大学受験を目指す高校生が直面する大きな悩みのひとつが受験と部活の両立です。これは私が毎年のように受験生から受ける質問のひとつでもあります。ビジネスにおいてとても重要な考えとして「選択と集中」というものがあり、特定の分野に経営資源を集中することを指します。このような考えをもとに受験と部活の両立を考えると、受験>部活となるのかも知れません。しかし高校生の皆さんにとってはそうはならないからこそ大きな悩みになるのだと思います。
最近の傾向としての前提条件
受験と部活の両立を望む学生が多いのは昔も今も変わりません。ただ私の高校時代には、部活に精を出す学生は浪人も視野に入れながら受験に臨んでいました。現に私も、また仲間の多くも浪人しました。しかしこれは最近の傾向なのでしょうか、現役合格を絶対条件としている学生が多いように感じています。またこれは土地柄なのでしょうが、特に進学校に通っている高校生が志望する大学はほとんどが国公立大学です。つまり、「部活をやりながら、国公立大学に現役合格する」ことを前提に受験を考えている学生が多いようです。そこでこれを前提条件として考えてみたいと思います。
共通テスト対策

プラグイン 12
国公立大学の受験には共通テストが必須です。二次試験における共通テストの占める配点比率は学校によって違いはありますが、大体20~50%くらいです。50%に近い数字となれば、受験に与える共通テストの影響はかなり大きいと考えられますから、共通テスト対策が大きなポイントと考えておいても良いかと思います。
ご存じの通りセンター試験から共通テストに変更となりました。従来のセンター試験と比べると格段に読解力を要する出題形式に変わり難易度が上がりました。さらに最近では「情報」が教科として加わり、受験生の負担は増すばかりです。
進学校などでは授業の中で共通テスト対策を進めてくれたりするようですが、基本的には高3になってからのようです。センター試験は高3の秋からの対策でもなんとかなるといわれていましたが、共通テストは難易度が上がったこともあり、高3よりは高1・2から対策を始めるべきだといわれています。つまり、共通テスト対策を考えると受験に必要な勉強時間が増す方向にあると考えられます。
以下は関連リンクです。
「共通テスト対策(その1)」いつ始めるか?_豊明×塾×高校生 – Learning Base AWAKE
「共通テスト対策(その2)」作成方針・試作問題_豊明×塾×高校生 – Learning Base AWAKE
「共通テスト対策(その3)」実践的対策_豊明×塾×高校生 – Learning Base AWAKE
受験までの持ち時間
以前にブログに投稿しましたが、一般的に言って大学受験には一定の勉強時間(3,000~4,000時間)が必要です(リンク:大学受験に必要な勉強時間_豊明×塾×高校生 – Learning Base AWAKE)。

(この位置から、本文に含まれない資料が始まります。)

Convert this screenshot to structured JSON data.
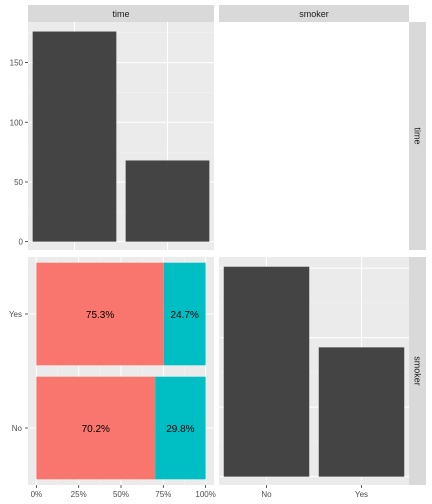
{
  "chart_data": [
    {
      "type": "bar",
      "panel": "time x time",
      "strip_top": "time",
      "categories": [
        "",
        ""
      ],
      "values": [
        176,
        68
      ],
      "ylim": [
        -7,
        184
      ],
      "yticks": [
        0,
        50,
        100,
        150
      ],
      "ytick_labels": [
        "0",
        "50",
        "100",
        "150"
      ],
      "bar_color": "#444444",
      "grid": true
    },
    {
      "type": "blank",
      "panel": "smoker x time",
      "strip_top": "smoker",
      "strip_right": "time"
    },
    {
      "type": "bar",
      "orientation": "horizontal",
      "stacked": true,
      "percent": true,
      "panel": "time x smoker",
      "categories": [
        "Yes",
        "No"
      ],
      "series": [
        {
          "values": [
            0.753,
            0.702
          ],
          "labels": [
            "75.3%",
            "70.2%"
          ],
          "color": "#F8766D"
        },
        {
          "values": [
            0.247,
            0.298
          ],
          "labels": [
            "24.7%",
            "29.8%"
          ],
          "color": "#00BFC4"
        }
      ],
      "xticks": [
        0,
        0.25,
        0.5,
        0.75,
        1
      ],
      "xtick_labels": [
        "0%",
        "25%",
        "50%",
        "75%",
        "100%"
      ],
      "grid": true
    },
    {
      "type": "bar",
      "panel": "smoker x smoker",
      "strip_right": "smoker",
      "categories": [
        "No",
        "Yes"
      ],
      "values": [
        151,
        93
      ],
      "ylim": [
        -6,
        158
      ],
      "bar_color": "#444444",
      "grid": true
    }
  ]
}
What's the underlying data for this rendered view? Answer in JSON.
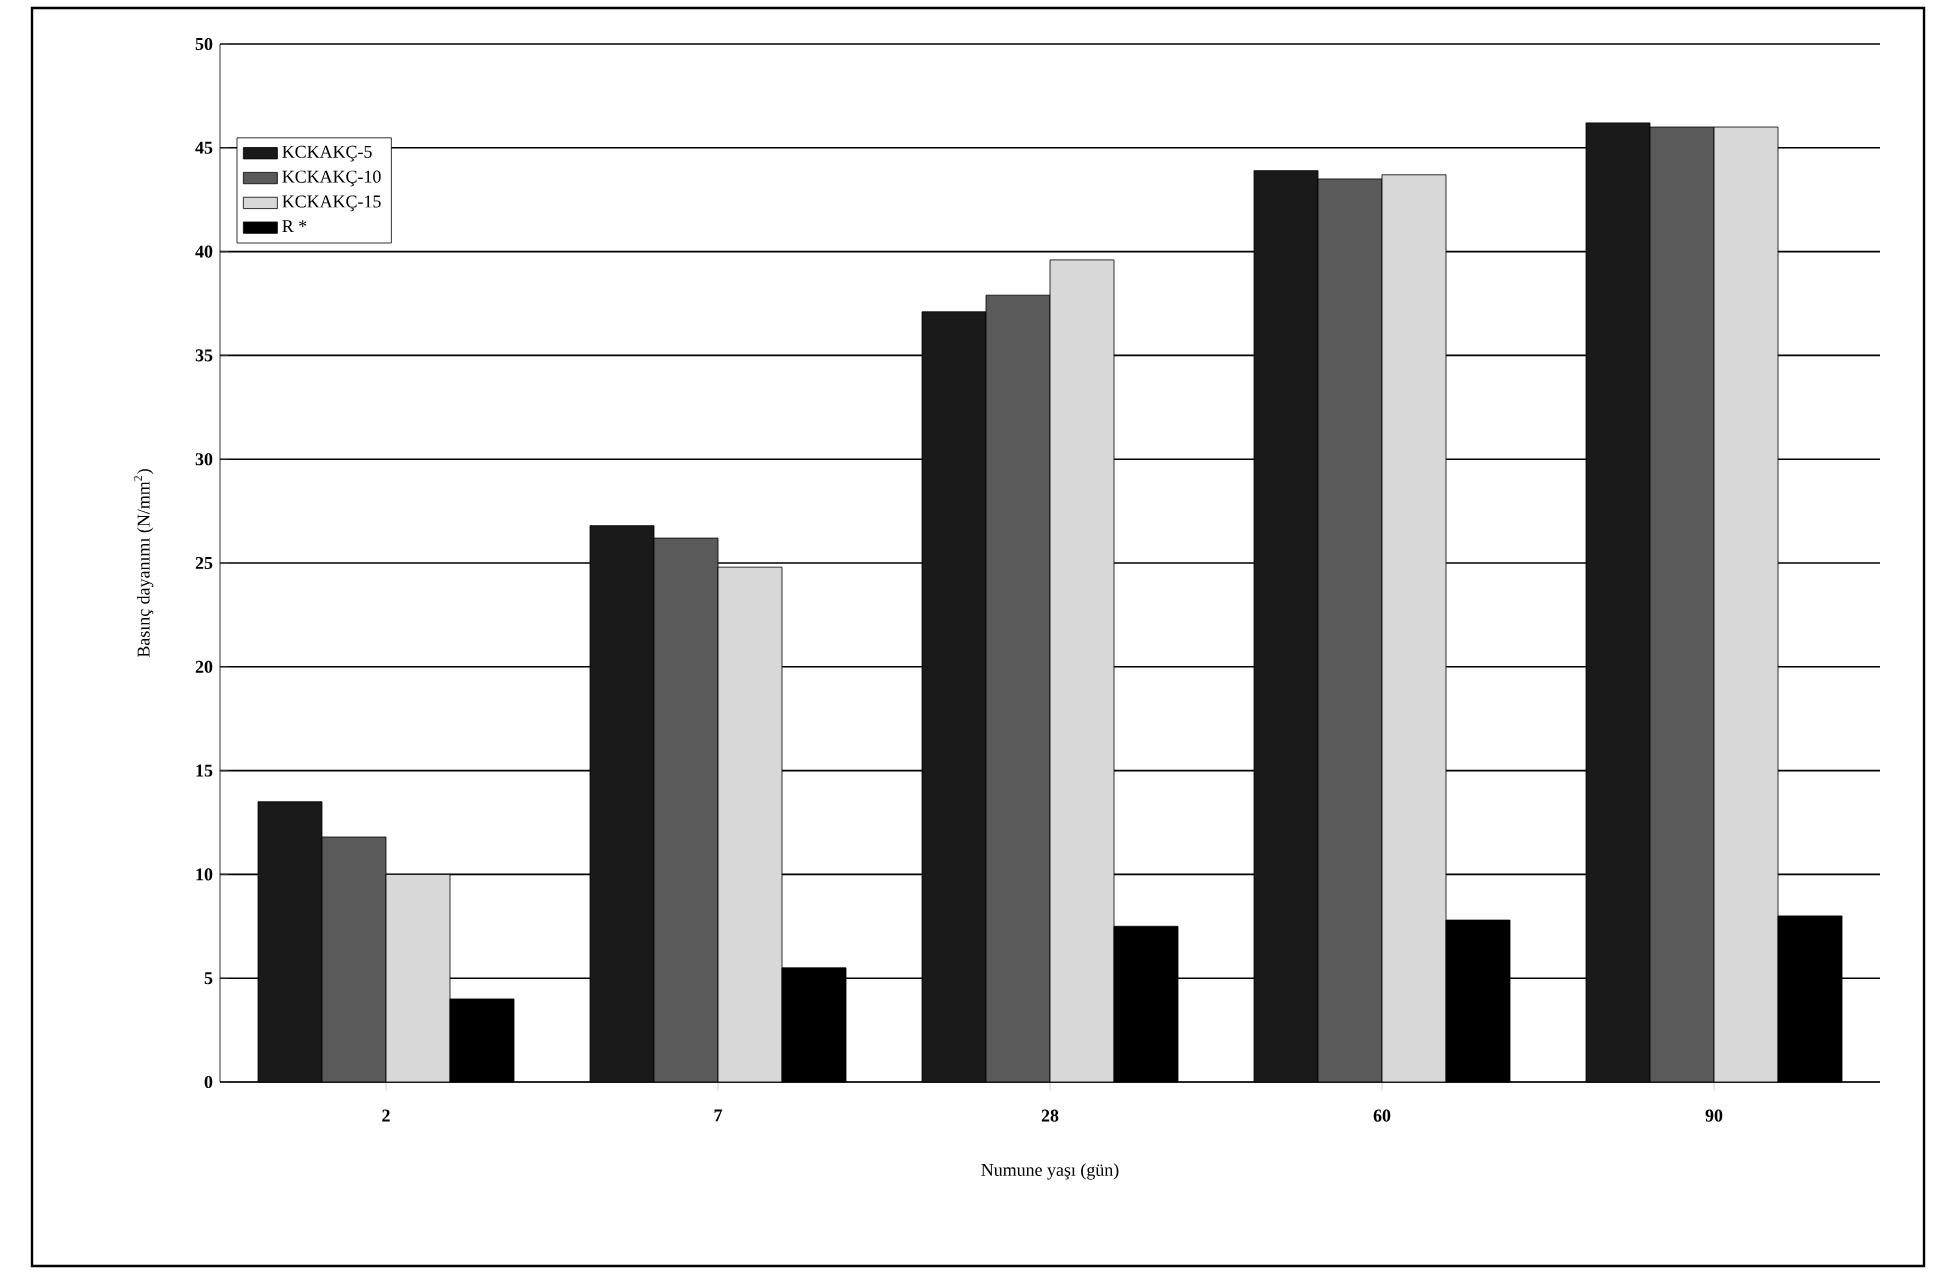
{
  "chart_data": {
    "type": "bar",
    "xlabel": "Numune yaşı (gün)",
    "ylabel": "Basınç dayanımı (N/mm$^{2}$)",
    "categories": [
      "2",
      "7",
      "28",
      "60",
      "90"
    ],
    "series": [
      {
        "name": "KCKAKÇ-5",
        "color": "#1a1a1a",
        "values": [
          13.5,
          26.8,
          37.1,
          43.9,
          46.2
        ]
      },
      {
        "name": "KCKAKÇ-10",
        "color": "#5a5a5a",
        "values": [
          11.8,
          26.2,
          37.9,
          43.5,
          46.0
        ]
      },
      {
        "name": "KCKAKÇ-15",
        "color": "#d8d8d8",
        "values": [
          10.0,
          24.8,
          39.6,
          43.7,
          46.0
        ]
      },
      {
        "name": "R      *",
        "color": "#000000",
        "values": [
          4.0,
          5.5,
          7.5,
          7.8,
          8.0
        ]
      }
    ],
    "ylim": [
      0,
      50
    ],
    "yticks": [
      0,
      5,
      10,
      15,
      20,
      25,
      30,
      35,
      40,
      45,
      50
    ],
    "grid": "y",
    "legend": "top left"
  }
}
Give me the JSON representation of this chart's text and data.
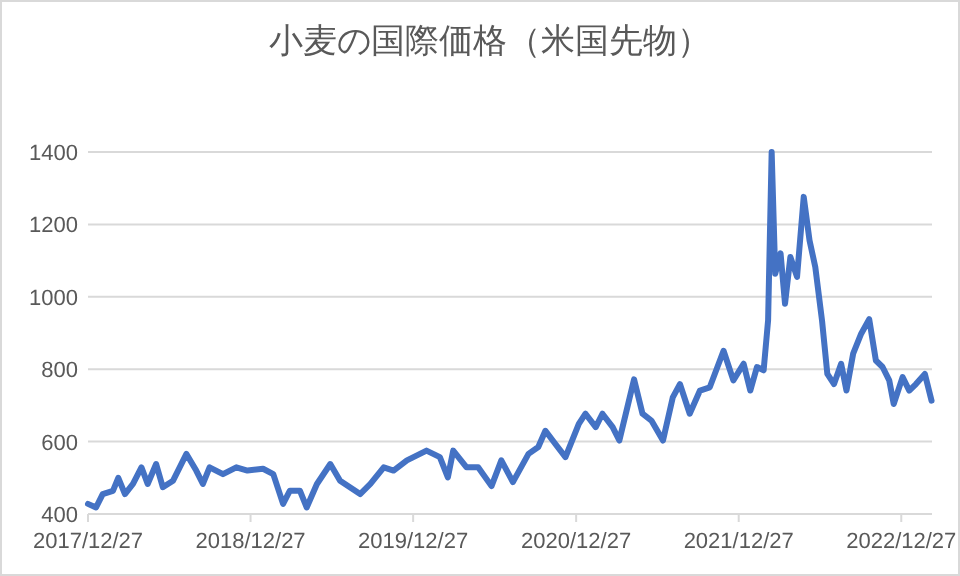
{
  "chart_data": {
    "type": "line",
    "title": "小麦の国際価格（米国先物）",
    "x": [
      "2017-12-27",
      "2018-01-14",
      "2018-01-29",
      "2018-02-21",
      "2018-03-05",
      "2018-03-20",
      "2018-04-07",
      "2018-04-26",
      "2018-05-10",
      "2018-05-29",
      "2018-06-13",
      "2018-07-06",
      "2018-08-05",
      "2018-08-27",
      "2018-09-11",
      "2018-09-26",
      "2018-10-26",
      "2018-11-25",
      "2018-12-20",
      "2019-01-24",
      "2019-02-16",
      "2019-03-10",
      "2019-03-25",
      "2019-04-17",
      "2019-05-02",
      "2019-05-25",
      "2019-06-24",
      "2019-07-16",
      "2019-08-30",
      "2019-09-22",
      "2019-10-22",
      "2019-11-13",
      "2019-12-13",
      "2020-01-26",
      "2020-02-25",
      "2020-03-14",
      "2020-03-26",
      "2020-04-25",
      "2020-05-21",
      "2020-06-20",
      "2020-07-12",
      "2020-08-07",
      "2020-09-11",
      "2020-10-03",
      "2020-10-19",
      "2020-11-10",
      "2020-12-03",
      "2021-01-02",
      "2021-01-17",
      "2021-02-09",
      "2021-02-24",
      "2021-03-19",
      "2021-04-03",
      "2021-04-21",
      "2021-05-06",
      "2021-05-25",
      "2021-06-14",
      "2021-07-10",
      "2021-08-01",
      "2021-08-17",
      "2021-09-08",
      "2021-10-01",
      "2021-10-23",
      "2021-11-23",
      "2021-12-15",
      "2022-01-07",
      "2022-01-22",
      "2022-02-06",
      "2022-02-21",
      "2022-03-03",
      "2022-03-11",
      "2022-03-19",
      "2022-03-31",
      "2022-04-10",
      "2022-04-22",
      "2022-05-07",
      "2022-05-22",
      "2022-06-04",
      "2022-06-17",
      "2022-07-02",
      "2022-07-14",
      "2022-07-29",
      "2022-08-14",
      "2022-08-26",
      "2022-09-10",
      "2022-09-28",
      "2022-10-16",
      "2022-10-31",
      "2022-11-15",
      "2022-11-30",
      "2022-12-10",
      "2022-12-30",
      "2023-01-14",
      "2023-01-29",
      "2023-02-18",
      "2023-03-05"
    ],
    "series": [
      {
        "color": "#4472c4",
        "values": [
          428,
          418,
          455,
          464,
          500,
          455,
          483,
          529,
          483,
          538,
          474,
          492,
          566,
          520,
          483,
          529,
          510,
          529,
          520,
          525,
          510,
          428,
          464,
          464,
          418,
          483,
          538,
          492,
          455,
          483,
          529,
          520,
          548,
          575,
          557,
          501,
          575,
          529,
          529,
          477,
          548,
          488,
          566,
          585,
          630,
          594,
          557,
          649,
          677,
          640,
          677,
          640,
          603,
          695,
          772,
          677,
          658,
          603,
          722,
          759,
          677,
          741,
          750,
          851,
          769,
          815,
          741,
          806,
          797,
          935,
          1400,
          1064,
          1120,
          981,
          1110,
          1055,
          1276,
          1156,
          1082,
          935,
          787,
          759,
          815,
          741,
          843,
          898,
          938,
          824,
          806,
          769,
          704,
          778,
          741,
          759,
          787,
          713
        ]
      }
    ],
    "xlim": [
      "2017-12-27",
      "2023-03-06"
    ],
    "xticks": [
      {
        "value": "2017-12-27",
        "label": "2017/12/27"
      },
      {
        "value": "2018-12-27",
        "label": "2018/12/27"
      },
      {
        "value": "2019-12-27",
        "label": "2019/12/27"
      },
      {
        "value": "2020-12-27",
        "label": "2020/12/27"
      },
      {
        "value": "2021-12-27",
        "label": "2021/12/27"
      },
      {
        "value": "2022-12-27",
        "label": "2022/12/27"
      }
    ],
    "ylim": [
      400,
      1400
    ],
    "yticks": [
      400,
      600,
      800,
      1000,
      1200,
      1400
    ],
    "grid": "y"
  }
}
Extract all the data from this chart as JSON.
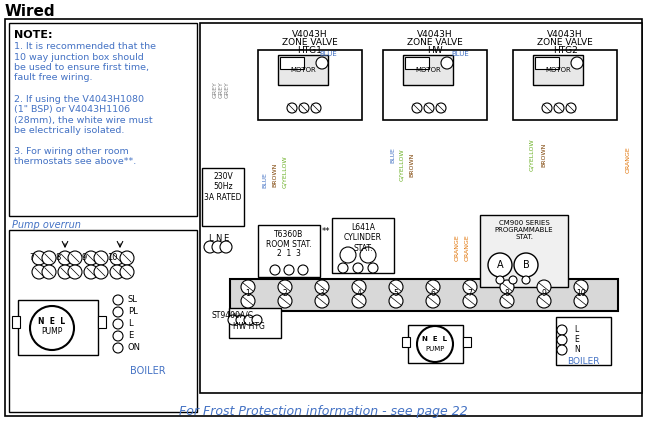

しかし一人ひとり与えられている持ち時間は平等で差はありません。つまり、部活に時間を割けば、自ずと勉強時間が少なくなることになります。この差を何らかの形でカバーしない限り、この差が受験において決定的なものになることはお分かりいただけるのではないでしょう。
どのようにしたらカバーできるのか? 次にはこの点について考えてみたいと思います。
受験勉強をすぐに始める(高1・2生)

ひとつは高1・2生が対象となりますが、受験勉強をすぐに始めることです。とにかく生活習慣に一定の勉強時間を確保するように生活習慣を変え、受験勉強を速やかに始めることが部活と両立する上で最善の策ではないかと思います。
当然、すぐに取り入れることは難しいかも知れません。ただ、大学受験は高校生にとって大きな岐路になります。また今後の人生にも少なからず影響するものです。それだけに受験と部活の両立を望むのであれば、それなりの覚悟は当然必要となります。ここは一念発起して、受験勉強を早期から始めてみてください。
高3生は差をどのようにカバーできるか?

現時点で受験勉強を開始していなければ、かなり厳しい状況にいることは理解してください。とは言え必要な勉強時間を確保するためにも今すぐに受験勉強を開始してください。まずはスタートすることが肝心です。
効率よく勉強する方法の代名詞として、スキマ時間の活用があります。どれくらい時間を捻出できるかがカギとなりますが、その前にスマホを遠ざけることも一定の効果があると思います。思いの外、スマホをのぞき込んでいる時間は多いものです。
効率以上に効果性を考えてもらいたいと思います。最近では良質な問題集・参考書は豊富に販売されています。書店で自分に合ったものを選んで取り組んでみることも良いと思います。また最近では効果性の高い動画コンテンツも配信されています。こちらも併用してみると良いでしょう。
また仲間同士で教え合いながら勉強するピアラーニングなども効果性が高いと思います。特に教えることは自身の理解を定着させることにも有効です。自分が理解したことを周りの人に教えてあげてください。
志望校の見直しも一考の価値ありです。これはランクを下げるということではなく、大学名や偏差値などに左右されて志望校を決めていることが多々あるからです。これから始まるオープンキャンパスなども活用して、自分が行きたい、行ってみたい大学・学部を今一度考えてみることをお勧めします。このとき、研究室のサイトなどものぞいてみると思いもよらない情報に巡り合うことも良くあります。また国公立大学だけでなく、私立大学にも視野を広げてみると良いでしょう。
志望校を変更せずに頑張ってみたいという人は浪人も視野に入れて最後まで頑張ってみててはどうでしょうか。この選択は保護者の方とよく相談した上で決定してください。今は人生100年時代です。1年2年浪人したとしても人生においてビハインドとなることはほとんどありません。それよりも自身で志望する大学に進学することの方が何よりも大切ですので。
大学受験は高校生にとって一大事
中途半端に部活を辞めたり、大学受験を妥協することはお勧めしません。これまで頑張ってきた努力を否定することになってしまいます。あくまでも自身の納得の行くところまで部活は続けたら良いと思います。しかし部活に勤しんだために大学受験を妥協することはお勧めできません。大学受験は高校生にとって一大事です。その後の人生に少なからず影響のあることです。それだからこそ、皆さん一人ひとりにとってより良い選択をして欲しいと思います。